Journal of affective disorders
May 1, 2025
Xiaohui Zhou, Li Zhang, Weiwei Gao et al.
4 citations
In a rat model of depression, modified electroconvulsive therapy (MECT) effectively reduced depressive symptoms but worsened cognitive impairments, increased hippocampal neuronal death, and triggered neuroinflammation. Adding esketamine, an FDA-approved antidepressant, reversed those cognitive deficits, reduced cell death and inflammation, and improved synaptic plasticity. Esketamine worked by increasing levels of the protein KLF4, which in turn blocked the p38 MAPK signaling pathway. When KLF4 was experimentally reduced, esketamine's protective effects disappeared, confirming its essential role. The findings suggest that combining esketamine with electroconvulsive therapy could protect against memory and thinking problems in patients.
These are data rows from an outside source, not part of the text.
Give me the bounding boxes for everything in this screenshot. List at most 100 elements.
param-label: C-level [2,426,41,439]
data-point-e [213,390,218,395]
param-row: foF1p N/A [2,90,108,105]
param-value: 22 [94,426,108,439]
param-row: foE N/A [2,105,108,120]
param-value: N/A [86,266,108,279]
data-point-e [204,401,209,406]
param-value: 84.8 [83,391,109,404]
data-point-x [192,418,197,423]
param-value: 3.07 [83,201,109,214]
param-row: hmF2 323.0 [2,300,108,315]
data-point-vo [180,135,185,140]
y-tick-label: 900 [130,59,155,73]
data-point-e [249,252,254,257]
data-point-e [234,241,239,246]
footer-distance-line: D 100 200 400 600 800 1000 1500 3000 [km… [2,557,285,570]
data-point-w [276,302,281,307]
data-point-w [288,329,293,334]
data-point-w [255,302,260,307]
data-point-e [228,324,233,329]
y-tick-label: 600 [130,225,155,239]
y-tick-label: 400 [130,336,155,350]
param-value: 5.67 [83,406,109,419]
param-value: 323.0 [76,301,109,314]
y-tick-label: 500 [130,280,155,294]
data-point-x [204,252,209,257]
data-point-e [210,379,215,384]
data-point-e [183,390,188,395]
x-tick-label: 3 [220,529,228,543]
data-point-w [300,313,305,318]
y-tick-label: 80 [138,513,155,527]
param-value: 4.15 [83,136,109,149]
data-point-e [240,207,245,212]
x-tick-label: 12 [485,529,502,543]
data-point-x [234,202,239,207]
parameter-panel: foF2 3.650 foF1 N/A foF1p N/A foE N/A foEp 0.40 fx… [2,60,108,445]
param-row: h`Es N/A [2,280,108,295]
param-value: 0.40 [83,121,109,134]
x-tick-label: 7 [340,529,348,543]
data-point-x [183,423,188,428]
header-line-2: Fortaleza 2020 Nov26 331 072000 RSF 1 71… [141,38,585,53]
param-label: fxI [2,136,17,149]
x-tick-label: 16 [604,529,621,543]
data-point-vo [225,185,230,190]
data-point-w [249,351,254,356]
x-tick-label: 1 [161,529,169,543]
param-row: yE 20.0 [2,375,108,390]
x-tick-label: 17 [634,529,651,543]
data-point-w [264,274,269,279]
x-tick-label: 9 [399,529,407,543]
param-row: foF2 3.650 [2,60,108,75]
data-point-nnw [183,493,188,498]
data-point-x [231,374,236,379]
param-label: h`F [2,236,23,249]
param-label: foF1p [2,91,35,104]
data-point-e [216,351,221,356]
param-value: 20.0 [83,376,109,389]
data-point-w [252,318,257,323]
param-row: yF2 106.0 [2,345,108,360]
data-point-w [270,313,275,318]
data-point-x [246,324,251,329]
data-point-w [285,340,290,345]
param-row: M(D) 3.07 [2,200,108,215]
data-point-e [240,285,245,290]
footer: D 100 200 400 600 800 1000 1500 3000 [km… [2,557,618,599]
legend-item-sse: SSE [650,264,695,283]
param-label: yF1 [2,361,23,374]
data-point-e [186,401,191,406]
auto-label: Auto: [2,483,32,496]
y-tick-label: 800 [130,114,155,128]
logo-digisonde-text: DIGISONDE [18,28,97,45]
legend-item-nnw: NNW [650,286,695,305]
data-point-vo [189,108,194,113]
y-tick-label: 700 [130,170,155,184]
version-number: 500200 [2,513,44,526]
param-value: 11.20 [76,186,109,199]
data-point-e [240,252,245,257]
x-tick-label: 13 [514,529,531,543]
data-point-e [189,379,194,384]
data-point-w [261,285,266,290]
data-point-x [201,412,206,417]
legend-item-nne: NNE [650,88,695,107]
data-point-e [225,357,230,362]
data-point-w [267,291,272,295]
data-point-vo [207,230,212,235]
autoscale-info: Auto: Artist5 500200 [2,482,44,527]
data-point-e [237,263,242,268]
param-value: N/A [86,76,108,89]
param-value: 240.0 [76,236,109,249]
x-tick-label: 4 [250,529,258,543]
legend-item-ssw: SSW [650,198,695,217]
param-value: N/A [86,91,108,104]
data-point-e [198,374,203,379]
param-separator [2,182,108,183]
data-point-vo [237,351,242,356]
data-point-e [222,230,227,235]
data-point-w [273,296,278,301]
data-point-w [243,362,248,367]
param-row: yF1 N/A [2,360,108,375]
Zhongguo yi xue ke xue yuan xue bao. Acta Academiae Medicinae Sinicae
August 1, 2024
Li Zhang, Jiao He, Cheng-Hui Pi et al.
1 citation
New daily persistent headache (NDPH) is a rare primary headache with a sudden, precisely dated onset that is difficult to treat and can cause disability. The exact cause remains unknown. A case is reported of a patient with refractory NDPH who was treated with intravenous esketamine at a sub-anesthetic dose.
PloS one
January 1, 2026
Yijun Wang, Xiaolu Lin, Xiang Zou et al.
After cesarean section, intravenous esketamine added to standard pain control reduced maximum pain scores within the first 24 hours (median 5 vs. 6 on a 0-10 scale) and also lessened pain at rest, with movement, and visceral pain at all measured time points. Women receiving esketamine had lower rates of postoperative depression, anxiety, and sleep disorders, as well as lower levels of the inflammatory marker C-reactive protein. The time before the first patient-controlled painkiller press was longer in the esketamine group. No significant differences were seen in hyperalgesia or side effects between groups.